The Role of Intestinal Alkaline Phosphatase in Inflammatory Disorders of Gastrointestinal Tract

1Department of Ergonomics and Exercise Physiology, Faculty of Health Sciences, Jagiellonian University Medical College, Cracow, Poland
2Department of Physiology, Faculty of Medicine, Jagiellonian University Medical College, Cracow, Poland
3Gastroenterology and Hepatology Clinic, The University Hospital, Jagiellonian University Medical College, Cracow, Poland

Correspondence should be addressed to Tomasz Brzozowski; lp.ude.rk-fyc@ozozrbpm

Received 1 July 2016; Accepted 26 January 2017; Published 21 February 2017

Academic Editor: Andrea E. Errasti

Copyright © 2017 Jan Bilski et al. This is an open access article distributed under the Creative Commons Attribution License, which permits unrestricted use, distribution, and reproduction in any medium, provided the original work is properly cited.

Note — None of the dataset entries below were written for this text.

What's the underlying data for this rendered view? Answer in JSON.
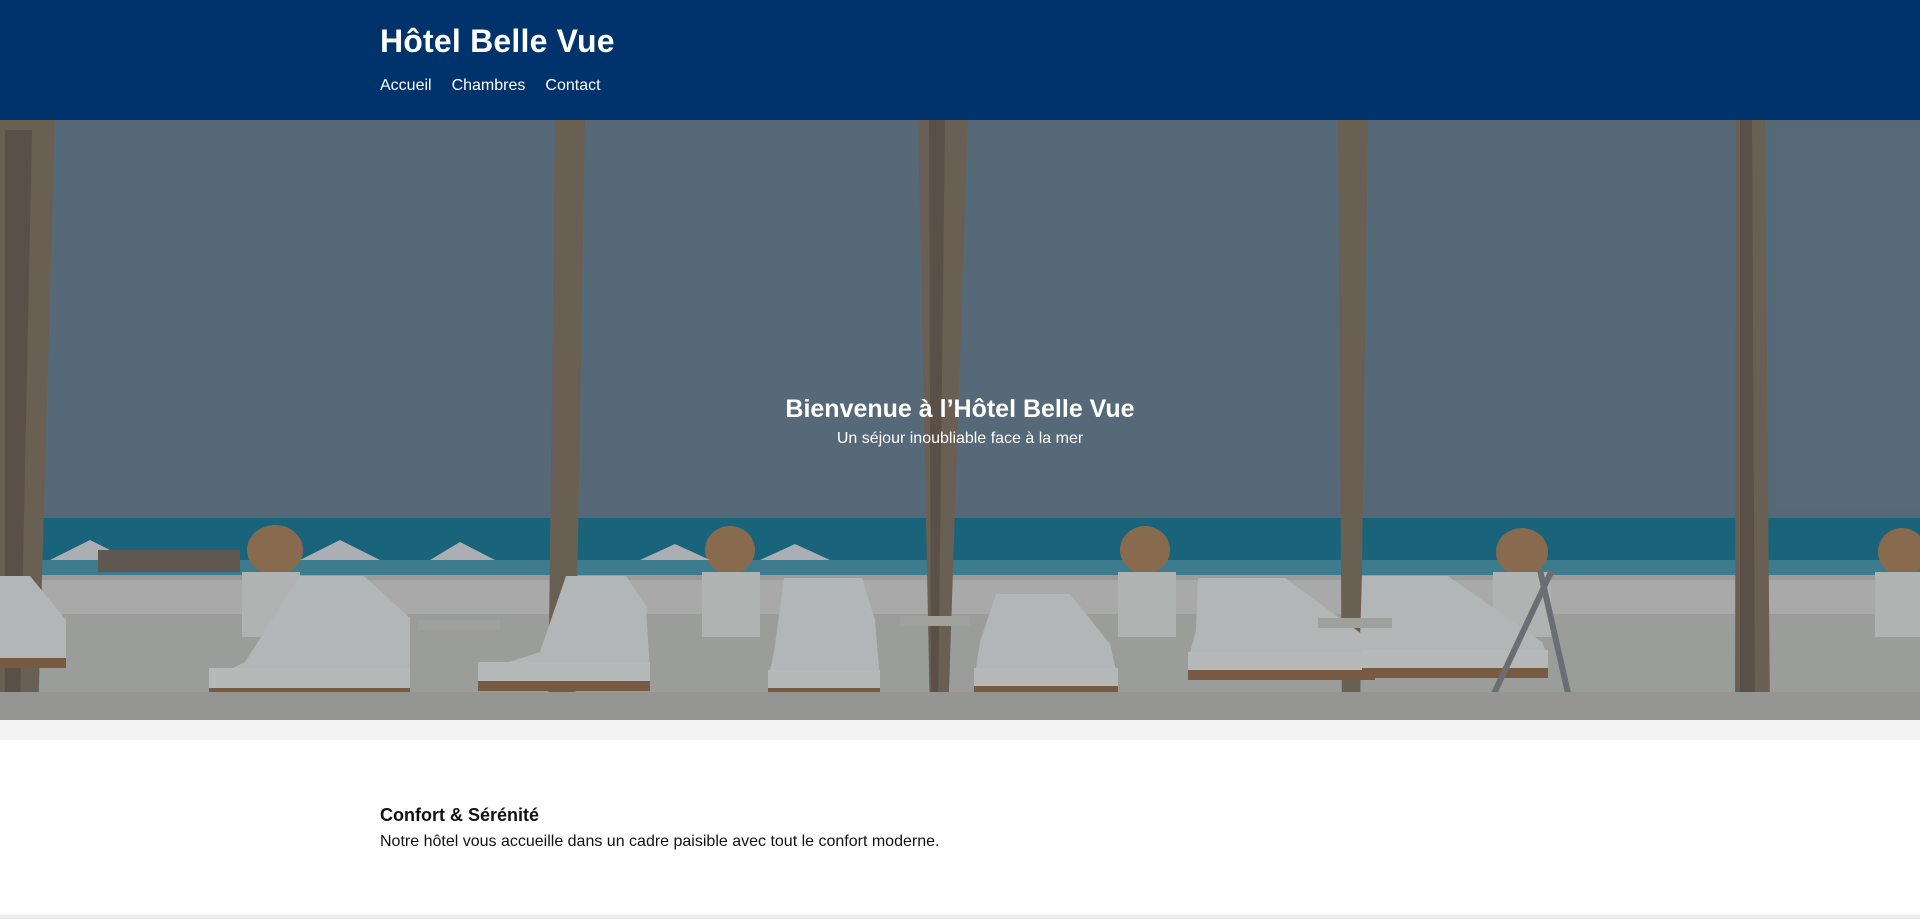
{
  "header": {
    "title": "Hôtel Belle Vue",
    "nav": [
      {
        "label": "Accueil"
      },
      {
        "label": "Chambres"
      },
      {
        "label": "Contact"
      }
    ]
  },
  "hero": {
    "title": "Bienvenue à l’Hôtel Belle Vue",
    "subtitle": "Un séjour inoubliable face à la mer"
  },
  "content": {
    "section_title": "Confort & Sérénité",
    "section_text": "Notre hôtel vous accueille dans un cadre paisible avec tout le confort moderne."
  },
  "colors": {
    "header_bg": "#00336b",
    "hero_text": "#ffffff",
    "body_text": "#111111"
  }
}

Over the past few years, the role of intestinal alkaline phosphatase (IAP) as a crucial mucosal defence factor essential for maintaining gut homeostasis has been established. IAP is an important apical brush border enzyme expressed throughout the gastrointestinal tract and secreted both into the intestinal lumen and into the bloodstream. IAP exerts its effects through dephosphorylation of proinflammatory molecules including lipopolysaccharide (LPS), flagellin, and adenosine triphosphate (ATP) released from cells during stressful events. Diminished activity of IAP could increase the risk of disease through changes in the microbiome, intestinal inflammation, and intestinal permeability. Exogenous IAP exerts a protective effect against intestinal and systemic inflammation in a variety of diseases and represents a potential therapeutic agent in diseases driven by gut barrier dysfunction such as IBD. The intestinal protective mechanisms are impaired in IBD patients due to lower synthesis and activity of endogenous IAP, but the pathomechanism of this enzyme deficiency remains unclear. IAP has been safely administered to humans and the human recombinant form of IAP has been developed. This review was designed to provide an update in recent research on the involvement of IAP in intestinal inflammatory processes with focus on IBD in experimental animal models and human patients.